Secondary prevention

​Secondary prevention interventions seek to identify which patients are at risk of repeat overdose through continued opioid use disorder (OUD), in order to minimise the potential negative consequences (e.g., overdose, death) as much as possible. This can be achieved by expanding access to drug treatments and other support systems.[90]​ The tools for secondary prevention are often also relevant to and overlap with those for primary prevention.

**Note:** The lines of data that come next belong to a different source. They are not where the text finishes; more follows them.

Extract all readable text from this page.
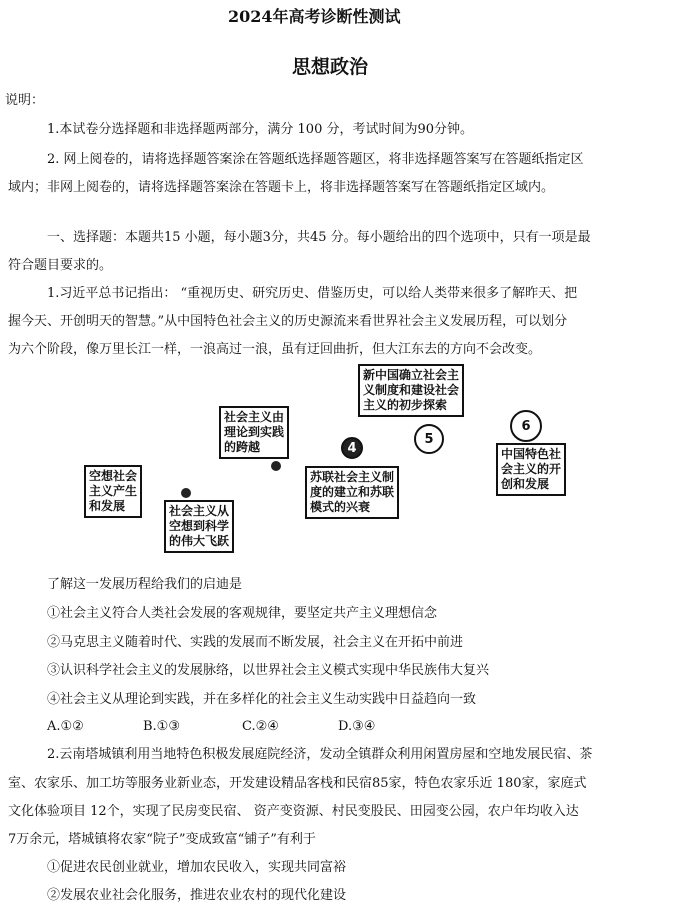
2024年高考诊断性测试
思想政治
说明：
1.本试卷分选择题和非选择题两部分，满分 100 分，考试时间为90分钟。
2. 网上阅卷的，请将选择题答案涂在答题纸选择题答题区，将非选择题答案写在答题纸指定区
域内；非网上阅卷的，请将选择题答案涂在答题卡上，将非选择题答案写在答题纸指定区域内。
一、选择题：本题共15 小题，每小题3分，共45 分。每小题给出的四个选项中，只有一项是最
符合题目要求的。
1.习近平总书记指出： “重视历史、研究历史、借鉴历史，可以给人类带来很多了解昨天、把
握今天、开创明天的智慧。”从中国特色社会主义的历史源流来看世界社会主义发展历程，可以划分
为六个阶段，像万里长江一样，一浪高过一浪，虽有迂回曲折，但大江东去的方向不会改变。
空想社会
主义产生
和发展	社会主义从
空想到科学
的伟大飞跃
社会主义由
理论到实践
的跨越
苏联社会主义制
度的建立和苏联
模式的兴衰
新中国确立社会主
义制度和建设社会
主义的初步探索
中国特色社
会主义的开
创和发展
4
5
6
了解这一发展历程给我们的启迪是
①社会主义符合人类社会发展的客观规律，要坚定共产主义理想信念
②马克思主义随着时代、实践的发展而不断发展，社会主义在开拓中前进
③认识科学社会主义的发展脉络，以世界社会主义模式实现中华民族伟大复兴
④社会主义从理论到实践，并在多样化的社会主义生动实践中日益趋向一致
A.①②	B.①③	C.②④	D.③④
2.云南塔城镇利用当地特色积极发展庭院经济，发动全镇群众利用闲置房屋和空地发展民宿、茶
室、农家乐、加工坊等服务业新业态，开发建设精品客栈和民宿85家，特色农家乐近 180家，家庭式
文化体验项目 12个，实现了民房变民宿、 资产变资源、村民变股民、田园变公园，农户年均收入达
7万余元，塔城镇将农家“院子”变成致富“铺子”有利于
①促进农民创业就业，增加农民收入，实现共同富裕
②发展农业社会化服务，推进农业农村的现代化建设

Drugs for OUD are generally considered to be a first-line intervention for treating patients with chronic OUD. As such, in combination with counselling and behavioural therapies, it has the potential to meaningfully improve patient future outcomes and hopefully avoid repeat unintentional overdose.[91]​ Initiation, especially across varied care settings (e.g., accident and emergency department, inpatient) in the health system, has been shown to significantly reduce unplanned hospital readmission rates in patients with OUD.[92] Initiation and future accessibility should be provided to patients prior to leaving the acute care setting.[93] In the US, this may be via a substance use disorder consultant or from a Substance Abuse and Mental Health Services Administration certified opioid treatment programme.[31] Detoxification alone, without drug treatments for OUD, is not recommended due to increased risks of resuming drug use, overdose, and overdose-related deaths.[31]

Awareness of the various drug types in relation to risk behaviour can be helpful for secondary prevention. One large meta-analysis study looking at the association between drug type, risk behaviours and non-fatal overdose among drug users found certain factors, including non-injection opioid use, heroin injection, incarceration, injecting drugs, duration of injecting, and concurrent use of buprenorphine and benzodiazepines, were associated with greater odds of non-fatal overdose among drug users. The findings support the need to improve suitable harm reduction strategies for drug users, such as peer-based overdose management, and improve health-related interventions.[94]